A mere change in profitability will not, of itself, justify an exit charge

The tax authority under a formal and strict application of such criterion has rejected expenses that were perfectly reasonable from a business perspective.

In August, the Chilean government submitted to Congress a new Bill aimed at modernising the existing tax system.

One of the proposals is to amend the general requirements for an expense to be considered as tax deductible, and to introduce the new concept of special tax deductible expenses cases.

As per legislation already in force, an expense will be tax deductible provided that:

  • it is related to the business of the company;

  • it is necessary to produce taxable income;

  • it has not been deducted as part of the direct cost of goods or services of the company;

  • it is actually incurred in the relevant taxable period; and

  • it is adequately supported with appropriate documentation.
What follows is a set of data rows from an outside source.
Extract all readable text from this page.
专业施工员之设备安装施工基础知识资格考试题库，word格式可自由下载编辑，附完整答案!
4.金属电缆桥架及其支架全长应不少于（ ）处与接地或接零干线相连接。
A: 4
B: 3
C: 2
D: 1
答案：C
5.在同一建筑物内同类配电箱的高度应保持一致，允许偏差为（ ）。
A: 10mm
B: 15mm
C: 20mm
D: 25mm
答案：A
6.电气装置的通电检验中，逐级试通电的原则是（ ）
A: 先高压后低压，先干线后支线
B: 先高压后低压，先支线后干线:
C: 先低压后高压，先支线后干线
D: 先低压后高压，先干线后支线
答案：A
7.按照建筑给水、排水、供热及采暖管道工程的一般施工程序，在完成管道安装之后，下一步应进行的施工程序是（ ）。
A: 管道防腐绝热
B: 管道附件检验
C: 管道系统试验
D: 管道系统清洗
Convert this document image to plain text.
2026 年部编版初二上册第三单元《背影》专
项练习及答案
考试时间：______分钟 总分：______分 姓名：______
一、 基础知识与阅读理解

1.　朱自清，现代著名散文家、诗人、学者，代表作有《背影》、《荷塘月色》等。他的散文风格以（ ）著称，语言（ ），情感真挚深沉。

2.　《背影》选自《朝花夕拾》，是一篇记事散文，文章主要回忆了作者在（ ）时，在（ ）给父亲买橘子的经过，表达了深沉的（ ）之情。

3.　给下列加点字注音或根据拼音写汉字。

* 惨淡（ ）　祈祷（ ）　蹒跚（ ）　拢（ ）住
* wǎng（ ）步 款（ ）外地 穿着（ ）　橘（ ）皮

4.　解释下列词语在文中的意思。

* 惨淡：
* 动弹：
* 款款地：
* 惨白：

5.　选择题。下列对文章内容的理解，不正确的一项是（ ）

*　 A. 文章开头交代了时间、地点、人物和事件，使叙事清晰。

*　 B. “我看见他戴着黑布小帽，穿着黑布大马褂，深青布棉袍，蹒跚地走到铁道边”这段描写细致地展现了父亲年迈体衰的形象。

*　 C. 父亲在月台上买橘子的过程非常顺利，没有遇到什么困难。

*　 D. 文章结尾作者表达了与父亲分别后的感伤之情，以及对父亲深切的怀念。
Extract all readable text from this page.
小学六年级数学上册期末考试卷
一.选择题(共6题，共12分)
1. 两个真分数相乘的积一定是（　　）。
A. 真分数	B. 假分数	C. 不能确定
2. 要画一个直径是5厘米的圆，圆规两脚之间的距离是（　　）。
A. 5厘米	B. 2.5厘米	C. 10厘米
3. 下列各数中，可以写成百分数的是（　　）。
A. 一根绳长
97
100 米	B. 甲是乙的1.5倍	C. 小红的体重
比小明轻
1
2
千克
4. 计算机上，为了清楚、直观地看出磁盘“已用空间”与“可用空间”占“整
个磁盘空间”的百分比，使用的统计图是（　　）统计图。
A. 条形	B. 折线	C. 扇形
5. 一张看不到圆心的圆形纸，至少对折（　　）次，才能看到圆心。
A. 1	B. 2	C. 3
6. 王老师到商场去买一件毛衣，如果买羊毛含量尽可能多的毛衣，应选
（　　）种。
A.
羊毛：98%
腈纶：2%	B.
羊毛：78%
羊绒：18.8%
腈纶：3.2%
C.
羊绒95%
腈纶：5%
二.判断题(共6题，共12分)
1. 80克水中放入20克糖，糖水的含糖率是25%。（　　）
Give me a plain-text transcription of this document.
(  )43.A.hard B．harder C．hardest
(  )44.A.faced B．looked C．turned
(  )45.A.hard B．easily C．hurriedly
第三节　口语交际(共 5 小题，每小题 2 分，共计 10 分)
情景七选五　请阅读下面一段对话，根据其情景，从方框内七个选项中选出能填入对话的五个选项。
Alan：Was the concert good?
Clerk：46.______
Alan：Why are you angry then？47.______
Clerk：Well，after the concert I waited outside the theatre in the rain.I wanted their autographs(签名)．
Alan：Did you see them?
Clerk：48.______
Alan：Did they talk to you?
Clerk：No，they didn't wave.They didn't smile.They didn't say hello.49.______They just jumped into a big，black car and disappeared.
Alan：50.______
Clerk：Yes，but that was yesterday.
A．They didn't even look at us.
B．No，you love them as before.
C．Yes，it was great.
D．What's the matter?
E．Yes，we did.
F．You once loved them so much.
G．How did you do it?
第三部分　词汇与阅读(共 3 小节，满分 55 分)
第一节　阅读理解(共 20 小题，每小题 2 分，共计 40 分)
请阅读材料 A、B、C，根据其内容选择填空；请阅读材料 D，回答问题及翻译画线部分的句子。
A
Expenses that fail to comply with the above requirements would be subject in principle to a 40% fine tax (rejected expense tax).

Even though the requirements for an expense to be tax deductible are included in the law, the practical implications of that provision derived mainly from the Chilean Internal Revenue Service (Chilean IRS) and the Chilean courts through their jurisprudence. For instance, the tax authority has construed that in order for an expense to be considered as 'necessary to produce income', it must be directly linked with the production of income, in the sense that it is mandatory/indispensable and that it cannot be avoided by the company.

The tax authority under a formal and strict application of such criterion has rejected expenses that were perfectly reasonable from a business perspective. For instance, the tax authority has defined that contractual fines would not be tax deductible as they are not indispensable or mandatory to produce income (even though they could be legally binding under a contractual arrangement) and could be avoided if the taxpayer properly complied with its contractual obligations.

Indeed, an update of Chilean tax legislation on this matter is urgently needed to provide a much clearer and reasonable legal framework for the deductibility of expenses.

The new Bill opens up discussion around this issue. According to the new requirements, an expense will be tax deductible provided it:

  • Is directly or indirectly linked to the business, including ordinary, extraordinary, habitual, exceptional, voluntary or obligatory expenses;

  • Is reasonable with respect to its amount;

  • Has not been deducted as cost;

  • Was actually incurred in the relevant taxable period;

  • Has a lawful cause and did not originate in malicious behaviour; and

  • Is adequately supported with appropriate documentation.

It will be interesting to see the Chilean Congress' position on this proposal. Furthermore, if passed in such terms, it will also be interesting to observe the tax authority's interpretation of the new requirements, particularly in reference to lawful cause or malicious behaviour concepts, which are more related to civil and criminal law and are not properly adapted for tax purposes.

The Bill is still in its early stages in Congress, and we expect an important discussion to be held around this and other topics covered therein. It is without a doubt a matter to be closely monitored in the following months.